Artist Dan Lam (previously) uses intriguing blends of organic shapes with synthetic colors, textures, and materials to form scintillating sculptures. While each artwork appears to be an almost naturally-occurring form, Lam combines complementary color palettes to create visual tension and carefully applies forms each spike and indentation by hand. The artist often documents her organically-shaped sculptures in outdoor settings. Sunlight captures the glint of shimmering finishes, foliage complements the spiky textures, and Lam herself appears half-hidden while holding her work.
With her keen eye for presentation, Lam relies on the website builder Squarespace to showcase her eye-catching artwork. “I used to host with another service and while they were easy to use, I didn’t have a lot of flexibility as far as customization and overall look. Squarespace has allowed me to have a really nice portfolio while making it very easy to create a temporary web shop or as-needed email blast.”
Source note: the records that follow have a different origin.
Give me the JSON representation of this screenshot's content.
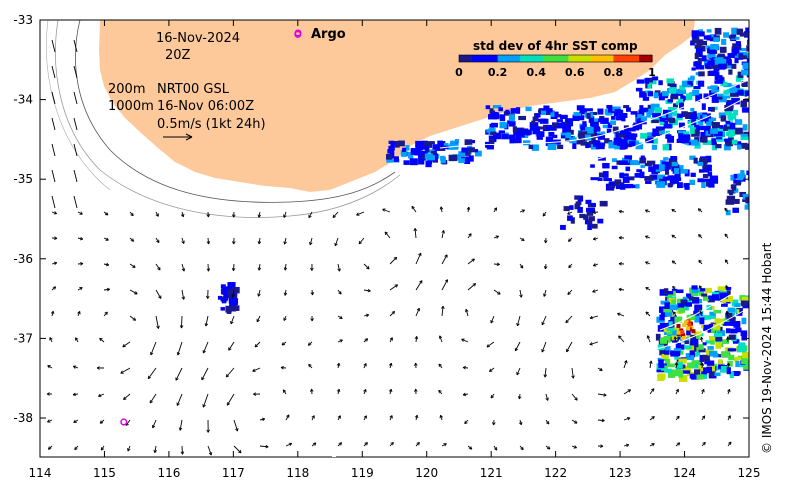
{
  "map": {
    "date_line": "16-Nov-2024",
    "time_line": "20Z",
    "argo_label": "Argo",
    "depth_200": "200m",
    "depth_1000": "1000m",
    "product": "NRT00 GSL",
    "product_time": "16-Nov 06:00Z",
    "scale_text": "0.5m/s (1kt 24h)",
    "credit": "© IMOS 19-Nov-2024 15:44 Hobart",
    "colorbar": {
      "title": "std dev of 4hr SST comp",
      "ticks": [
        "0",
        "0.2",
        "0.4",
        "0.6",
        "0.8",
        "1"
      ],
      "colors": [
        "#1a1a8c",
        "#0000ff",
        "#00a0ff",
        "#00e0c0",
        "#40e040",
        "#c8e000",
        "#ffc000",
        "#ff4000",
        "#a00000"
      ]
    },
    "x_ticks": [
      "114",
      "115",
      "116",
      "117",
      "118",
      "119",
      "120",
      "121",
      "122",
      "123",
      "124",
      "125"
    ],
    "y_ticks": [
      "-33",
      "-34",
      "-35",
      "-36",
      "-37",
      "-38"
    ],
    "land_color": "#fdc99b",
    "argo_color": "#e000e0",
    "argo_floats": [
      {
        "lon": 118.0,
        "lat": -33.18
      },
      {
        "lon": 115.3,
        "lat": -38.05
      }
    ]
  }
}
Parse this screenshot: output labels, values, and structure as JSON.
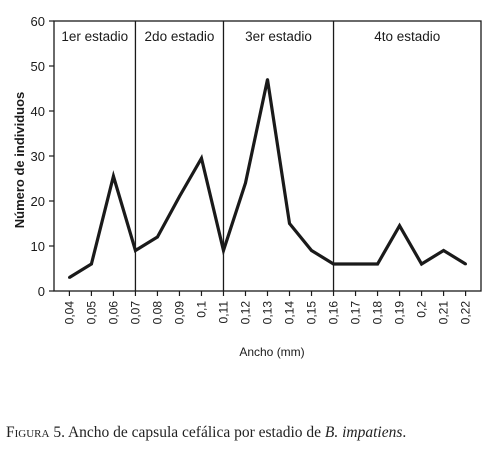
{
  "chart_data": {
    "type": "line",
    "xlabel": "Ancho (mm)",
    "ylabel": "Número de individuos",
    "ylim": [
      0,
      60
    ],
    "yticks": [
      0,
      10,
      20,
      30,
      40,
      50,
      60
    ],
    "categories": [
      "0,04",
      "0,05",
      "0,06",
      "0,07",
      "0,08",
      "0,09",
      "0,1",
      "0,11",
      "0,12",
      "0,13",
      "0,14",
      "0,15",
      "0,16",
      "0,17",
      "0,18",
      "0,19",
      "0,2",
      "0,21",
      "0,22"
    ],
    "values": [
      3,
      6,
      25.5,
      9,
      12,
      21,
      29.5,
      9,
      24,
      47,
      15,
      9,
      6,
      6,
      6,
      14.5,
      6,
      9,
      6
    ],
    "stages": [
      {
        "label": "1er estadio",
        "start": "0,04",
        "end": "0,07"
      },
      {
        "label": "2do estadio",
        "start": "0,07",
        "end": "0,11"
      },
      {
        "label": "3er estadio",
        "start": "0,11",
        "end": "0,16"
      },
      {
        "label": "4to estadio",
        "start": "0,16",
        "end": "0,22"
      }
    ],
    "grid": false
  },
  "caption": {
    "prefix": "Figura 5.",
    "text": " Ancho de capsula cefálica por estadio de ",
    "species_genus": "B.",
    "species_name": "impatiens",
    "end": "."
  },
  "colors": {
    "line": "#1a1a1a",
    "axis": "#1a1a1a"
  }
}
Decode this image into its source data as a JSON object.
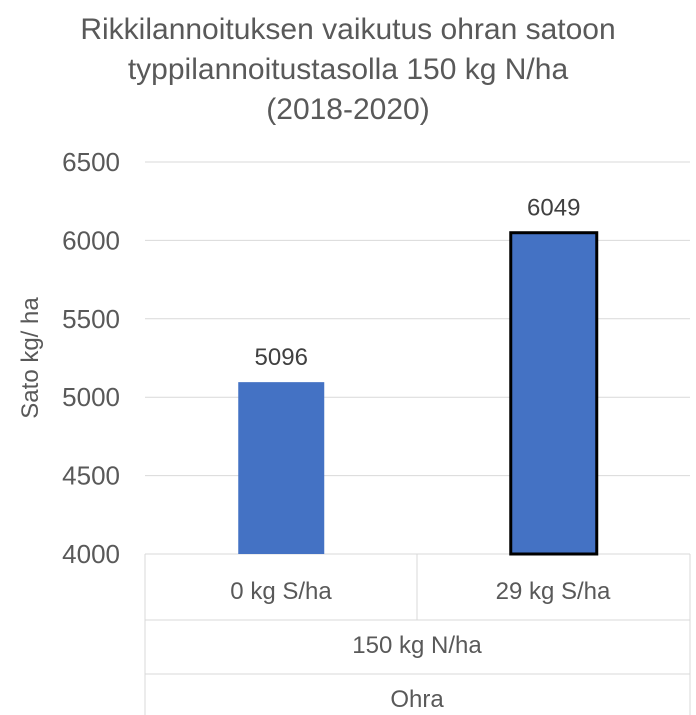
{
  "chart_data": {
    "type": "bar",
    "title_lines": [
      "Rikkilannoituksen vaikutus ohran satoon",
      "typpilannoitustasolla 150 kg N/ha",
      "(2018-2020)"
    ],
    "ylabel": "Sato kg/ ha",
    "ylim": [
      4000,
      6500
    ],
    "yticks": [
      "4000",
      "4500",
      "5000",
      "5500",
      "6000",
      "6500"
    ],
    "categories": [
      "0 kg S/ha",
      "29 kg S/ha"
    ],
    "group_label": "150 kg N/ha",
    "outer_group_label": "Ohra",
    "values": [
      5096,
      6049
    ],
    "data_labels": [
      "5096",
      "6049"
    ],
    "bar_color": "#4472C4",
    "highlight_border_color": "#000000",
    "gridline_color": "#D9D9D9",
    "grid": true
  }
}
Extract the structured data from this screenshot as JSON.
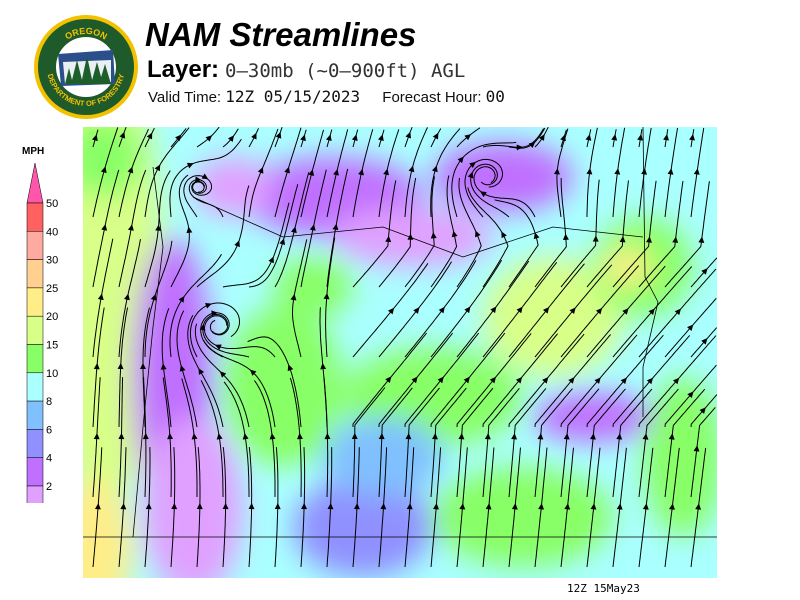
{
  "header": {
    "title": "NAM Streamlines",
    "layer_label": "Layer:",
    "layer_value": "0–30mb (~0–900ft) AGL",
    "valid_label": "Valid Time:",
    "valid_value": "12Z 05/15/2023",
    "forecast_label": "Forecast Hour:",
    "forecast_value": "00"
  },
  "logo": {
    "top_text": "OREGON",
    "bottom_text": "DEPARTMENT OF FORESTRY"
  },
  "legend": {
    "unit": "MPH",
    "levels": [
      {
        "label": "50",
        "color": "#ff6060"
      },
      {
        "label": "40",
        "color": "#ffaaa0"
      },
      {
        "label": "30",
        "color": "#ffd090"
      },
      {
        "label": "25",
        "color": "#ffee88"
      },
      {
        "label": "20",
        "color": "#d8ff88"
      },
      {
        "label": "15",
        "color": "#88ff66"
      },
      {
        "label": "10",
        "color": "#aaffff"
      },
      {
        "label": "8",
        "color": "#80c0ff"
      },
      {
        "label": "6",
        "color": "#9090ff"
      },
      {
        "label": "4",
        "color": "#c070ff"
      },
      {
        "label": "2",
        "color": "#e0a0ff"
      }
    ],
    "top_arrow_color": "#ff55aa"
  },
  "footer": {
    "stamp": "12Z 15May23"
  }
}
Lam stays focused on producing her labor-intensive artworks year-round, and admits that her computer-savviness takes a back seat to her artistic prowess. But Squarespace gives her the tools she needs to manage her career as an artist: “The intuitive navigation of Squarespace is probably the most helpful thing for me, as someone who doesn’t like to spend a lot of time on computers,” Lam explains. “I had a friend start the site for me and I’ve taken over from there—which is kind of amazing because website stuff used to stress me out.”
Lam, who has a substantial following of over 200,000 on Instagram, deftly uses the visual intrigue of her work to spark curiosity and build a bridge between digital and analog worlds. She often shares videos that capture the process of making each piece or showcase the dimensionality of finished works. Lam uses her Squarespace site to integrate her social media presence: a dedicated page in the navigation is filled with colorful behind-the-scenes videos and photos of her studio practice. “I think the mystery of the materials and how they come together piques the viewer’s curiosity, especially digitally,” Lam explains. “Maybe they spend a little extra time on it—whether that be looking, trying to sneak a touch at a gallery show, or Googling the materials.”
Although Lam’s sculptures are sought after for collectors and gallery shows—including a solo show on view this month at Hashimoto Contemporary in New York City—the artist shares that she is excited by the range of opportunities for artists to share their work. “In the past few years, I’ve noticed there have been more and more opportunities for visual artists through all kinds of different outlets, from companies hiring artists to do murals inside workspaces to cities funding public art. Fine art seems to be seeping into the mainstream culture. It’s creating a larger space for artists to exist that wasn’t there when I was growing up.”